Kimberly e algumas de suas comunidades do Orkut mais famosas
Por Neto Lucon
Se você acessava a internet nos anos 2000, tinha perfil no extinto Orkut (2004-2014) e procurava assuntos voltados para a população trans, certamente já se deparou com uma, duas, três ou várias comunidades da Kimberly Luciana Dias, blogueira, ativista, recepcionista e artista performática.
Dentre as comunidades mais badaladas criadas por ela estavam “Travestis e Transexuais Brasileiras”, “Mundo T-Girl”, “Tenho uma amiga travesti”, “Travesti é pra Casar”. Todas consideradas referências, pioneiras no ativismo virtual e promovedoras de debates nos Fóruns. Ela também homenageava ícones como Claudia Wonder, Thelma Lipp e Camilla de Castro.
Com o fim do Orkut, Kimberly migrou duas comunidades para o Facebook, o Mundo T-Girl e Travestis e Transexuais Brasileiras”, além de criar um blog de notícias (clique aqui) e um canal no Youtube, Desci Pra Arrasar. Nele, ela fala tanto sobre assuntos volvendo a população trans e travesti, quanto faz resenha de produtos e dá seus pitacos sobre o mundo das misses.
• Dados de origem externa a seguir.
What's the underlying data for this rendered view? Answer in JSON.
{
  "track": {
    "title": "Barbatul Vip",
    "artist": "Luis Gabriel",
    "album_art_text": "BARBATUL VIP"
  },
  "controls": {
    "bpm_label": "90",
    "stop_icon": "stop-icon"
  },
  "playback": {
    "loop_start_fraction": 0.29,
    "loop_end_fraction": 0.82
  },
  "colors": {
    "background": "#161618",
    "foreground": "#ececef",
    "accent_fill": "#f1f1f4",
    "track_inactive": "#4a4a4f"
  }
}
Em entrevista exclusiva ao NLUCON, a blogueira fala sobre o pioneirismo no ativismo virtual, desafios, vida e o orgulho de ser uma travesti. Ela pede que venha em outras reencarnações como travesti, mas que seja poupada das transfobias. Ah! Você pode assistir a entrevista em vídeo ou em texto.
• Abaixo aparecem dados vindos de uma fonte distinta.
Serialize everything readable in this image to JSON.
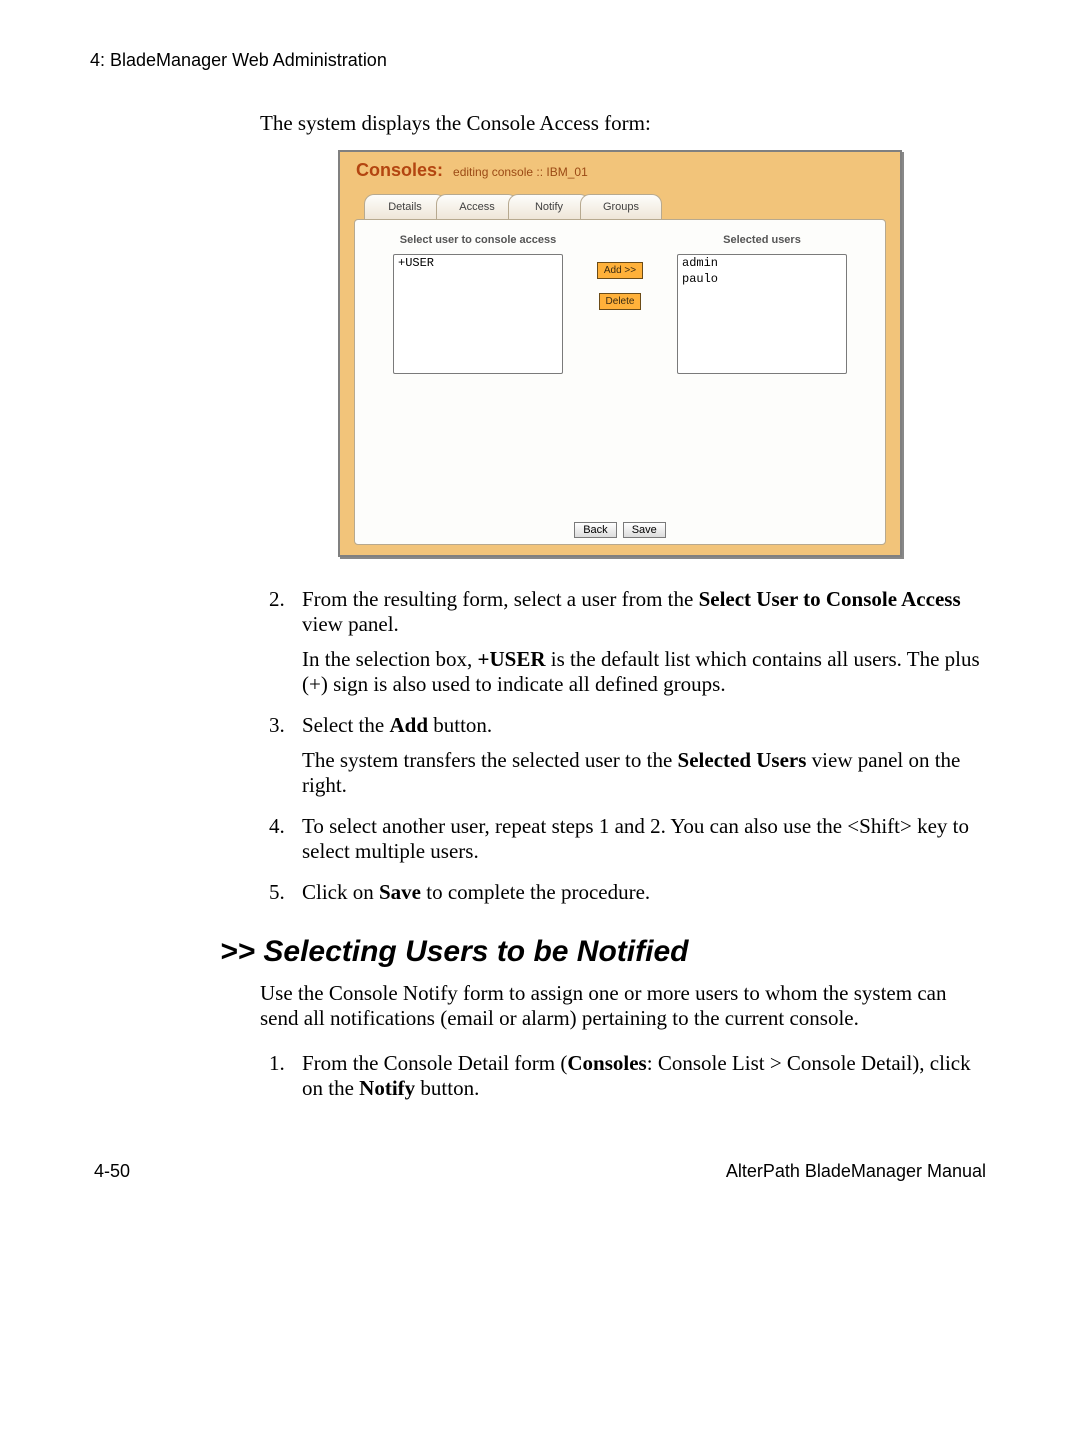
{
  "header": {
    "running": "4: BladeManager Web Administration"
  },
  "intro_line": "The system displays the Console Access form:",
  "card": {
    "title": "Consoles:",
    "subtitle": "editing console  ::  IBM_01",
    "tabs": [
      "Details",
      "Access",
      "Notify",
      "Groups"
    ],
    "left_heading": "Select user to console access",
    "right_heading": "Selected users",
    "left_options": [
      "+USER"
    ],
    "right_options": [
      "admin",
      "paulo"
    ],
    "btn_add": "Add >>",
    "btn_delete": "Delete",
    "btn_back": "Back",
    "btn_save": "Save"
  },
  "steps_a": [
    {
      "n": "2.",
      "main_pre": "From the resulting form, select a user from the ",
      "main_bold": "Select User to Console Access",
      "main_post": " view panel.",
      "sub_pre": "In the selection box, ",
      "sub_bold": "+USER",
      "sub_post": " is the default list which contains all users. The plus (+) sign is also used to indicate all defined groups."
    },
    {
      "n": "3.",
      "main_pre": "Select the ",
      "main_bold": "Add",
      "main_post": " button.",
      "sub_pre": "The system transfers the selected user to the ",
      "sub_bold": "Selected Users",
      "sub_post": " view panel on the right."
    },
    {
      "n": "4.",
      "main_pre": "To select another user, repeat steps 1 and 2. You can also use the <Shift> key to select multiple users.",
      "main_bold": "",
      "main_post": ""
    },
    {
      "n": "5.",
      "main_pre": "Click on ",
      "main_bold": "Save",
      "main_post": " to complete the procedure."
    }
  ],
  "section": {
    "chev": ">> ",
    "title": "Selecting Users to be Notified",
    "para": "Use the Console Notify form to assign one or more users to whom the system can send all notifications (email or alarm) pertaining to the current console."
  },
  "steps_b": [
    {
      "n": "1.",
      "pre": "From the Console Detail form (",
      "bold1": "Consoles",
      "mid": ": Console List > Console Detail), click on the ",
      "bold2": "Notify",
      "post": " button."
    }
  ],
  "footer": {
    "left": "4-50",
    "right": "AlterPath BladeManager Manual"
  }
}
Confira o bate-papo abaixo:
– Antes de começarmos nossa entrevista, você disse que não se considera militante. Por qual motivo?
As pessoas me veem como militante, mas eu não gosto de me considerar porque sinto que tenho falhas e não me doo o suficiente. Eu me vejo como uma voluntária na causa LGBT e na causa TT.
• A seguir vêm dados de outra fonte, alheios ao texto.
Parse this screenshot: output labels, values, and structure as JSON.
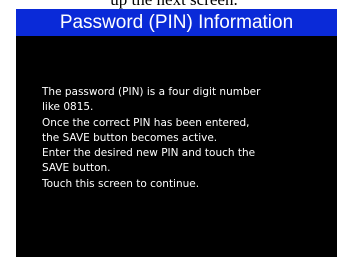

– Apesar de não se considerar militante, há muito tempo você contribui na luta pelos direitos da população trans e travesti. Como foi que decidiu abraçar a causa?
Essa veia de militância, de luta e de garra vem desde a minha infância. Na minha cidade no interior de São Paulo, Fernandópolis, com uns seis anos eu já participava de projetos e reuniões em prol da ecologia. A gente saía nas ruas reivindicando qualidade de vida para os animais do zoológico, que passavam fome e eram maltratados. Nós conseguimos locomover o IBAMA até a nossa cidade. Eu tinha até um jornal em que eu aparecia com uma plaquinha. Era bem criancinha e tinha muito orgulho desse jornal. Desde ali eu já tinha essa veia de ir para a rua e gritar. Se eu tivesse vivido na época dura da ditadura, talvez eu tivesse sido morta, porque sempre tive isso dentro de mim.
– Hoje, falam muito da militância virtual do Facebook. Mas você já tinha comunidades desde a época do Orkut. Como foi esse período?
Pois é! Eu te conheci através da sua comunidade (Respeito às travestis e trans) e eu tinha algumas comunidades no Orkut. Eu fazia tudo o que era comunidade do segmento T, tinha um vício de criar comunidade. Eram muitas comunidades…
– (risos) E todas elas contavam com muita gente…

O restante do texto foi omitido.